Even more problematically, the legislation (as currently drafted) will give private entities unprecedented abilities to interfere with revenue and advertising of sites, including foreign sites, by alleging that they are “dedicated to theft of US property”.
It’s vital that any future attempts to target file hosting sites make principled, transparent distinctions between those providing useful, legitimate services with substantial non-infringing uses, and bad actors engaging in unlawful conduct.

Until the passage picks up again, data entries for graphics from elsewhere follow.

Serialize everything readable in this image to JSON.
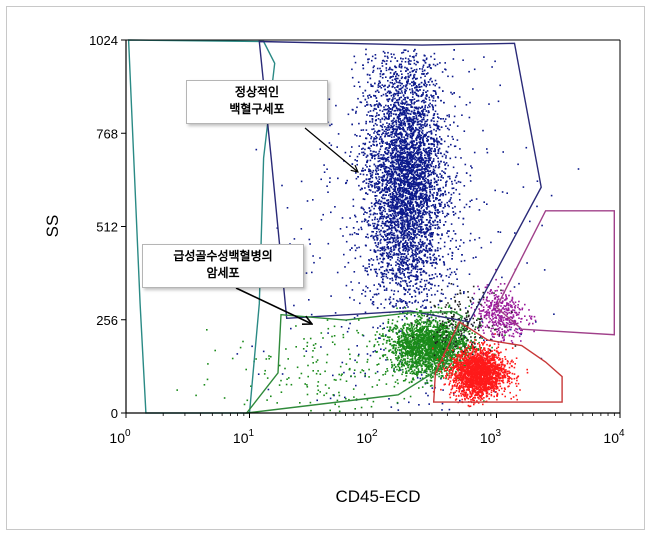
{
  "chart_data": {
    "type": "scatter",
    "title": "",
    "xlabel": "CD45-ECD",
    "ylabel": "SS",
    "x_scale": "log",
    "xlim": [
      1,
      10000
    ],
    "ylim": [
      0,
      1024
    ],
    "x_ticks": [
      {
        "value": 1,
        "base": "10",
        "exp": "0"
      },
      {
        "value": 10,
        "base": "10",
        "exp": "1"
      },
      {
        "value": 100,
        "base": "10",
        "exp": "2"
      },
      {
        "value": 1000,
        "base": "10",
        "exp": "3"
      },
      {
        "value": 10000,
        "base": "10",
        "exp": "4"
      }
    ],
    "y_ticks": [
      0,
      256,
      512,
      768,
      1024
    ],
    "gates": [
      {
        "name": "teal",
        "color": "#2a8a85",
        "points": [
          [
            1.05,
            1024
          ],
          [
            13,
            1020
          ],
          [
            16,
            960
          ],
          [
            13,
            700
          ],
          [
            12,
            300
          ],
          [
            10,
            0
          ],
          [
            1.45,
            0
          ],
          [
            1.3,
            300
          ],
          [
            1.05,
            1024
          ]
        ]
      },
      {
        "name": "navy",
        "color": "#2a2a78",
        "points": [
          [
            12,
            1020
          ],
          [
            250,
            1010
          ],
          [
            1400,
            1015
          ],
          [
            2300,
            620
          ],
          [
            600,
            250
          ],
          [
            200,
            280
          ],
          [
            20,
            260
          ],
          [
            15,
            700
          ],
          [
            12,
            1020
          ]
        ]
      },
      {
        "name": "purple",
        "color": "#a0408a",
        "points": [
          [
            2500,
            555
          ],
          [
            9000,
            555
          ],
          [
            9000,
            215
          ],
          [
            1600,
            230
          ],
          [
            1000,
            290
          ],
          [
            2500,
            555
          ]
        ]
      },
      {
        "name": "green",
        "color": "#2f8a3a",
        "points": [
          [
            18,
            270
          ],
          [
            60,
            255
          ],
          [
            200,
            275
          ],
          [
            450,
            278
          ],
          [
            530,
            265
          ],
          [
            380,
            130
          ],
          [
            160,
            50
          ],
          [
            9.5,
            0
          ],
          [
            17,
            110
          ],
          [
            18,
            270
          ]
        ]
      },
      {
        "name": "red",
        "color": "#c83838",
        "points": [
          [
            500,
            250
          ],
          [
            850,
            200
          ],
          [
            1600,
            185
          ],
          [
            2500,
            140
          ],
          [
            3400,
            100
          ],
          [
            3400,
            30
          ],
          [
            310,
            30
          ],
          [
            320,
            110
          ],
          [
            500,
            250
          ]
        ]
      }
    ],
    "populations": [
      {
        "name": "normal-leukocytes",
        "color": "#0d1a8c",
        "count": 5200,
        "log_x_center": 2.25,
        "log_x_sd": 0.16,
        "y_center": 650,
        "y_sd": 170,
        "y_range": [
          290,
          1000
        ]
      },
      {
        "name": "normal-leukocytes-spray",
        "color": "#0d1a8c",
        "count": 550,
        "log_x_center": 2.3,
        "log_x_sd": 0.45,
        "y_center": 450,
        "y_sd": 300,
        "y_range": [
          10,
          1010
        ]
      },
      {
        "name": "blasts",
        "color": "#1a8a1a",
        "count": 2300,
        "log_x_center": 2.45,
        "log_x_sd": 0.16,
        "y_center": 185,
        "y_sd": 38,
        "y_range": [
          70,
          300
        ]
      },
      {
        "name": "blasts-spray",
        "color": "#1a8a1a",
        "count": 180,
        "log_x_center": 1.6,
        "log_x_sd": 0.45,
        "y_center": 130,
        "y_sd": 70,
        "y_range": [
          0,
          270
        ]
      },
      {
        "name": "lymphocytes",
        "color": "#ff1a1a",
        "count": 2100,
        "log_x_center": 2.85,
        "log_x_sd": 0.11,
        "y_center": 110,
        "y_sd": 33,
        "y_range": [
          20,
          230
        ]
      },
      {
        "name": "monocytes",
        "color": "#9a1a9a",
        "count": 380,
        "log_x_center": 3.03,
        "log_x_sd": 0.1,
        "y_center": 270,
        "y_sd": 38,
        "y_range": [
          190,
          420
        ]
      },
      {
        "name": "debris",
        "color": "#202020",
        "count": 160,
        "log_x_center": 2.7,
        "log_x_sd": 0.14,
        "y_center": 255,
        "y_sd": 40,
        "y_range": [
          120,
          360
        ]
      }
    ],
    "annotations": [
      {
        "id": "normal",
        "lines": [
          "정상적인",
          "백혈구세포"
        ]
      },
      {
        "id": "aml",
        "lines": [
          "급성골수성백혈병의",
          "암세포"
        ]
      }
    ]
  }
}
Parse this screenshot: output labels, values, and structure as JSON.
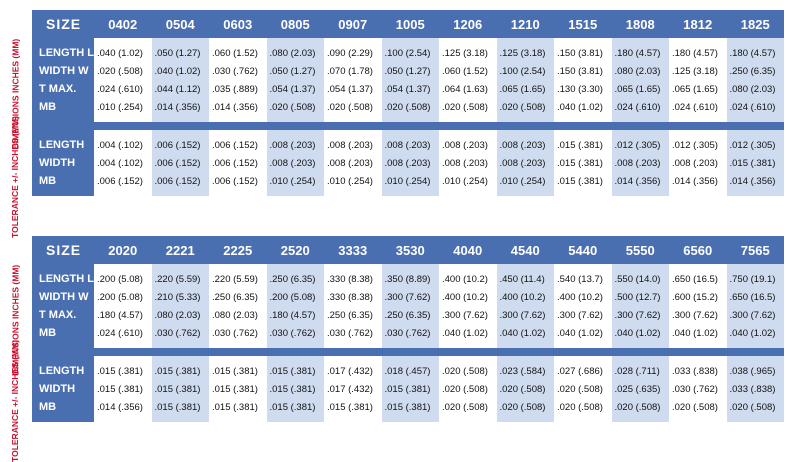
{
  "side_labels": {
    "dimensions": "DIMENSIONS INCHES (MM)",
    "tolerance": "TOLERANCE +/- INCHES (MM)"
  },
  "tables": [
    {
      "header_label": "SIZE",
      "sizes": [
        "0402",
        "0504",
        "0603",
        "0805",
        "0907",
        "1005",
        "1206",
        "1210",
        "1515",
        "1808",
        "1812",
        "1825"
      ],
      "dimension_rows": [
        {
          "label": "LENGTH L",
          "values": [
            ".040 (1.02)",
            ".050 (1.27)",
            ".060 (1.52)",
            ".080 (2.03)",
            ".090 (2.29)",
            ".100 (2.54)",
            ".125 (3.18)",
            ".125 (3.18)",
            ".150 (3.81)",
            ".180 (4.57)",
            ".180 (4.57)",
            ".180 (4.57)"
          ]
        },
        {
          "label": "WIDTH W",
          "values": [
            ".020 (.508)",
            ".040 (1.02)",
            ".030 (.762)",
            ".050 (1.27)",
            ".070 (1.78)",
            ".050 (1.27)",
            ".060 (1.52)",
            ".100 (2.54)",
            ".150 (3.81)",
            ".080 (2.03)",
            ".125 (3.18)",
            ".250 (6.35)"
          ]
        },
        {
          "label": "T MAX.",
          "values": [
            ".024 (.610)",
            ".044 (1.12)",
            ".035 (.889)",
            ".054 (1.37)",
            ".054 (1.37)",
            ".054 (1.37)",
            ".064 (1.63)",
            ".065 (1.65)",
            ".130 (3.30)",
            ".065 (1.65)",
            ".065 (1.65)",
            ".080 (2.03)"
          ]
        },
        {
          "label": "MB",
          "values": [
            ".010 (.254)",
            ".014 (.356)",
            ".014 (.356)",
            ".020 (.508)",
            ".020 (.508)",
            ".020 (.508)",
            ".020 (.508)",
            ".020 (.508)",
            ".040 (1.02)",
            ".024 (.610)",
            ".024 (.610)",
            ".024 (.610)"
          ]
        }
      ],
      "tolerance_rows": [
        {
          "label": "LENGTH",
          "values": [
            ".004 (.102)",
            ".006 (.152)",
            ".006 (.152)",
            ".008 (.203)",
            ".008 (.203)",
            ".008 (.203)",
            ".008 (.203)",
            ".008 (.203)",
            ".015 (.381)",
            ".012 (.305)",
            ".012 (.305)",
            ".012 (.305)"
          ]
        },
        {
          "label": "WIDTH",
          "values": [
            ".004 (.102)",
            ".006 (.152)",
            ".006 (.152)",
            ".008 (.203)",
            ".008 (.203)",
            ".008 (.203)",
            ".008 (.203)",
            ".008 (.203)",
            ".015 (.381)",
            ".008 (.203)",
            ".008 (.203)",
            ".015 (.381)"
          ]
        },
        {
          "label": "MB",
          "values": [
            ".006 (.152)",
            ".006 (.152)",
            ".006 (.152)",
            ".010 (.254)",
            ".010 (.254)",
            ".010 (.254)",
            ".010 (.254)",
            ".010 (.254)",
            ".015 (.381)",
            ".014 (.356)",
            ".014 (.356)",
            ".014 (.356)"
          ]
        }
      ]
    },
    {
      "header_label": "SIZE",
      "sizes": [
        "2020",
        "2221",
        "2225",
        "2520",
        "3333",
        "3530",
        "4040",
        "4540",
        "5440",
        "5550",
        "6560",
        "7565"
      ],
      "dimension_rows": [
        {
          "label": "LENGTH L",
          "values": [
            ".200 (5.08)",
            ".220 (5.59)",
            ".220 (5.59)",
            ".250 (6.35)",
            ".330 (8.38)",
            ".350 (8.89)",
            ".400 (10.2)",
            ".450 (11.4)",
            ".540 (13.7)",
            ".550 (14.0)",
            ".650 (16.5)",
            ".750 (19.1)"
          ]
        },
        {
          "label": "WIDTH W",
          "values": [
            ".200 (5.08)",
            ".210 (5.33)",
            ".250 (6.35)",
            ".200 (5.08)",
            ".330 (8.38)",
            ".300 (7.62)",
            ".400 (10.2)",
            ".400 (10.2)",
            ".400 (10.2)",
            ".500 (12.7)",
            ".600 (15.2)",
            ".650 (16.5)"
          ]
        },
        {
          "label": "T MAX.",
          "values": [
            ".180 (4.57)",
            ".080 (2.03)",
            ".080 (2.03)",
            ".180 (4.57)",
            ".250 (6.35)",
            ".250 (6.35)",
            ".300 (7.62)",
            ".300 (7.62)",
            ".300 (7.62)",
            ".300 (7.62)",
            ".300 (7.62)",
            ".300 (7.62)"
          ]
        },
        {
          "label": "MB",
          "values": [
            ".024 (.610)",
            ".030 (.762)",
            ".030 (.762)",
            ".030 (.762)",
            ".030 (.762)",
            ".030 (.762)",
            ".040 (1.02)",
            ".040 (1.02)",
            ".040 (1.02)",
            ".040 (1.02)",
            ".040 (1.02)",
            ".040 (1.02)"
          ]
        }
      ],
      "tolerance_rows": [
        {
          "label": "LENGTH",
          "values": [
            ".015 (.381)",
            ".015 (.381)",
            ".015 (.381)",
            ".015 (.381)",
            ".017 (.432)",
            ".018 (.457)",
            ".020 (.508)",
            ".023 (.584)",
            ".027 (.686)",
            ".028 (.711)",
            ".033 (.838)",
            ".038 (.965)"
          ]
        },
        {
          "label": "WIDTH",
          "values": [
            ".015 (.381)",
            ".015 (.381)",
            ".015 (.381)",
            ".015 (.381)",
            ".017 (.432)",
            ".015 (.381)",
            ".020 (.508)",
            ".020 (.508)",
            ".020 (.508)",
            ".025 (.635)",
            ".030 (.762)",
            ".033 (.838)"
          ]
        },
        {
          "label": "MB",
          "values": [
            ".014 (.356)",
            ".015 (.381)",
            ".015 (.381)",
            ".015 (.381)",
            ".015 (.381)",
            ".015 (.381)",
            ".020 (.508)",
            ".020 (.508)",
            ".020 (.508)",
            ".020 (.508)",
            ".020 (.508)",
            ".020 (.508)"
          ]
        }
      ]
    }
  ]
}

That holds good whether they’re in the form of official government action to enforce the criminal law, or private action by rightholders such as that envisaged by SOPA. If SOPA is enacted in its current form, no such distinction seems likely to be made.
Those of us who currently use cyberlockers for lawful purposes should enjoy them while we can – but create offline backups just in case.
Dr Rebecca Giblin is a lecturer in the Faculty of Law at Monash University.